Thank you everyone for your responses. No I have not ever been asked to leave, I left by choice. I have never been disciplined or reprimanded for my work. Much of my feelings of inadequacy have to do with myself. I feel like an imposter faking it and getting by. I feel that I make a lot of mistakes, and I miss obvious nursing assessments. Like for instance, if I have a patient all night and they have many issues first thing in the morning I blame myself for not properly managing them.
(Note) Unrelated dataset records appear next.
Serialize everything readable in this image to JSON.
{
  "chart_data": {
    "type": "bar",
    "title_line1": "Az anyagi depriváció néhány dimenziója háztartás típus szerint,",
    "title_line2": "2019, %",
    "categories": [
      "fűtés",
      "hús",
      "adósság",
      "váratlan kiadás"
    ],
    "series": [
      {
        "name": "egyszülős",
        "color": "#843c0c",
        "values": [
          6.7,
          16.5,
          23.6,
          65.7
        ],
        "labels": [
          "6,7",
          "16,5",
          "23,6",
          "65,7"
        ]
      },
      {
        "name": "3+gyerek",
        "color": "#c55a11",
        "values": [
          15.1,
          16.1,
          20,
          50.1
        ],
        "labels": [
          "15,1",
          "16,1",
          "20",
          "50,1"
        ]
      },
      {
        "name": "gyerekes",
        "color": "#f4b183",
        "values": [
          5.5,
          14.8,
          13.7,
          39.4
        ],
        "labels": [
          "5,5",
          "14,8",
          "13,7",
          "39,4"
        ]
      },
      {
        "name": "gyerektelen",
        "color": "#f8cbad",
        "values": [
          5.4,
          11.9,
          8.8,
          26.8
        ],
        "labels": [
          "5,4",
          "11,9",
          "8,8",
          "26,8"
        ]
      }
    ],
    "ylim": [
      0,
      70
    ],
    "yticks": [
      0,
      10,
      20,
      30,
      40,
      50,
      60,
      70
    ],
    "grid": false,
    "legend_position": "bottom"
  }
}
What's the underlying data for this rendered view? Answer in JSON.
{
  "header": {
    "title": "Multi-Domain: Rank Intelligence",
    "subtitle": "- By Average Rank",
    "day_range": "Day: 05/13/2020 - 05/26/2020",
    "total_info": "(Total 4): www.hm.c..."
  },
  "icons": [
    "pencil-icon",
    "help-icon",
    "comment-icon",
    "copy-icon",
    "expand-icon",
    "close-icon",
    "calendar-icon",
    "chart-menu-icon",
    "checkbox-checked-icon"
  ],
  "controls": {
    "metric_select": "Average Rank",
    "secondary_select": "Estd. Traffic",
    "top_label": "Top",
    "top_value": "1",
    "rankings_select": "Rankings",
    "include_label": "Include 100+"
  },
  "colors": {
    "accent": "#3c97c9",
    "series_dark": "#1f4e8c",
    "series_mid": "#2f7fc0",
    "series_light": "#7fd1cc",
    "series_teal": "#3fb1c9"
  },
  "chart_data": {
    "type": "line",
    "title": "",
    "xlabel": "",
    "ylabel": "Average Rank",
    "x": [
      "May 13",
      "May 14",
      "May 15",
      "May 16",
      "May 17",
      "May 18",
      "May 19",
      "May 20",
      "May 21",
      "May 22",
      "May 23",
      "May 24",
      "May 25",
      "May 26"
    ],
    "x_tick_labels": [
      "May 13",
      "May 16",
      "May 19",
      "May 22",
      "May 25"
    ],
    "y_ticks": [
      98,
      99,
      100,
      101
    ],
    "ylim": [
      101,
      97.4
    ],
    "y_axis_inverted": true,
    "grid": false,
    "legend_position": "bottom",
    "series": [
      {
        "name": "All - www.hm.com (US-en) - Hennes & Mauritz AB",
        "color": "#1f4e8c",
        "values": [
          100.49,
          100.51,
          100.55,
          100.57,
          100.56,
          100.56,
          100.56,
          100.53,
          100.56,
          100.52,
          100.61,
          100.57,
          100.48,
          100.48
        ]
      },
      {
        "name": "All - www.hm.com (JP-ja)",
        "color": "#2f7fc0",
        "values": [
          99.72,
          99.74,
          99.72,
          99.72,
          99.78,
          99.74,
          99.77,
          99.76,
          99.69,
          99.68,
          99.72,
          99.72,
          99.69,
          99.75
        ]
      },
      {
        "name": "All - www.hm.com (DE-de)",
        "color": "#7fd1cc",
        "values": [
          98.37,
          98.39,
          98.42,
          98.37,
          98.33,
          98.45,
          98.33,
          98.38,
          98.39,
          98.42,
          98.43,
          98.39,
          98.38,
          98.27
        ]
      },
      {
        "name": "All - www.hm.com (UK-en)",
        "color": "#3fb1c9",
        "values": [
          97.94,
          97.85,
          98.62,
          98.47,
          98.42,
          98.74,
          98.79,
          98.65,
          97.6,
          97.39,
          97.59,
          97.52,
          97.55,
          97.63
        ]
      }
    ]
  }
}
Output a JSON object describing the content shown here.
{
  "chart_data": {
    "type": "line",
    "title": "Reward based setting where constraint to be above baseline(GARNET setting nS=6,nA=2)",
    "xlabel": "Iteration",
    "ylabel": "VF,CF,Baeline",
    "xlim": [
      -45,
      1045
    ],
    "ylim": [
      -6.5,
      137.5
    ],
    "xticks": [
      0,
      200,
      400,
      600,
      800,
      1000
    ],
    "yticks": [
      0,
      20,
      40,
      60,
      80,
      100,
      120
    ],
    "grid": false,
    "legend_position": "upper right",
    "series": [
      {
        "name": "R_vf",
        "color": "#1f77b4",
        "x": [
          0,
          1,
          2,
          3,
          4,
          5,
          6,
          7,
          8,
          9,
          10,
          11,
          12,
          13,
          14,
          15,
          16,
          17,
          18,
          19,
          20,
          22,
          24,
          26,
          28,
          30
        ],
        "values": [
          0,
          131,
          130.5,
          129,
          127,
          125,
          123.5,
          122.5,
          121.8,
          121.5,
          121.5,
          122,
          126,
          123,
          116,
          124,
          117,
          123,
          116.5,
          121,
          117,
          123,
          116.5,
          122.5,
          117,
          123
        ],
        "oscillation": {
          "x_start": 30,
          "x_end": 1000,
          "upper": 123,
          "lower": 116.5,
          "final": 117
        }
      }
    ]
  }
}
Seems like a lot of my patients always have issues after my shift, and I don’t understand why I am not catching it/ overlooking them. I think the day shift nurses hate following me. I have been trying to stay positive and increase my knowledge. I just took a certification class for wound care. I made new report sheets and check off list to improve my assessment skills. I have been trying to stay on top of medicating my patients. But I just feel I am not improving. I am beginning to believe I am not cut out for nursing.
pothospath
2 Posts
You may want to read about Imposter Syndrome. You have worked in some complex areas of nursing. I hope you have support or a potential mentor at your place of employment.
Cowboyardee
472 Posts
On 11/5/2019 at 7:35 AM, ilooc72 said:Thank you everyone for your responses. No I have not ever been asked to leave, I left by choice. I have never been disciplined or reprimanded for my work. Much of my feelings of inadequacy have to do with myself. I feel like an imposter faking it and getting by. I feel that I make a lot of mistakes, and I miss obvious nursing assessments. Like for instance, if I have a patient all night and they have many issues first thing in the morning I blame myself for not properly managing them. Seems like a lot of my patients always have issues after my shift, and I don’t understand why I am not catching it/ overlooking them. I think the day shift nurses hate following me. I have been trying to stay positive and increase my knowledge. I just took a certification class for wound care. I made new report sheets and check off list to improve my assessment skills. I have been trying to stay on top of medicating my patients. But I just feel I am not improving. I am beginning to believe I am not cut out for nursing.
Ruby got it right in the first place: you haven't given yourself enough time to become competent in any particular area before jumping ship and finding a different area to be new and inexperienced at. Good nurses aren't born, and they don't just fall into the specialty that's 'right' for them and excel at it immediately. They build their skills through education, practice, and time. You aren't giving yourself the benefit of the latter two.
You also seem to be extremely hard on yourself. You need be kinder to yourself - when you think you've made a mistake, try to imagine how you would treat a well-meaning coworker who did the same, and then try not to be substantially harsher on yourself. Encourage yourself to do better rather than attempting to beat yourself into doing better.
Also, when you make a mistake, do you talk about it specifically with anyone or do you recoil in shame? Staying shamefully silent is a mistake. Instead, find a trusted and experienced coworker and review the situation with him or her, trying to see what you could have done better and what was unavoidable. Debrief. Then let it go. If you don't have a coworker that you can discuss these situations with, discuss them with anyone: a friend, family, a therapist, etc. Leave out the identifying info, but discuss your actions. Don't let them become a lump that sits in your chest always, too awful to talk about.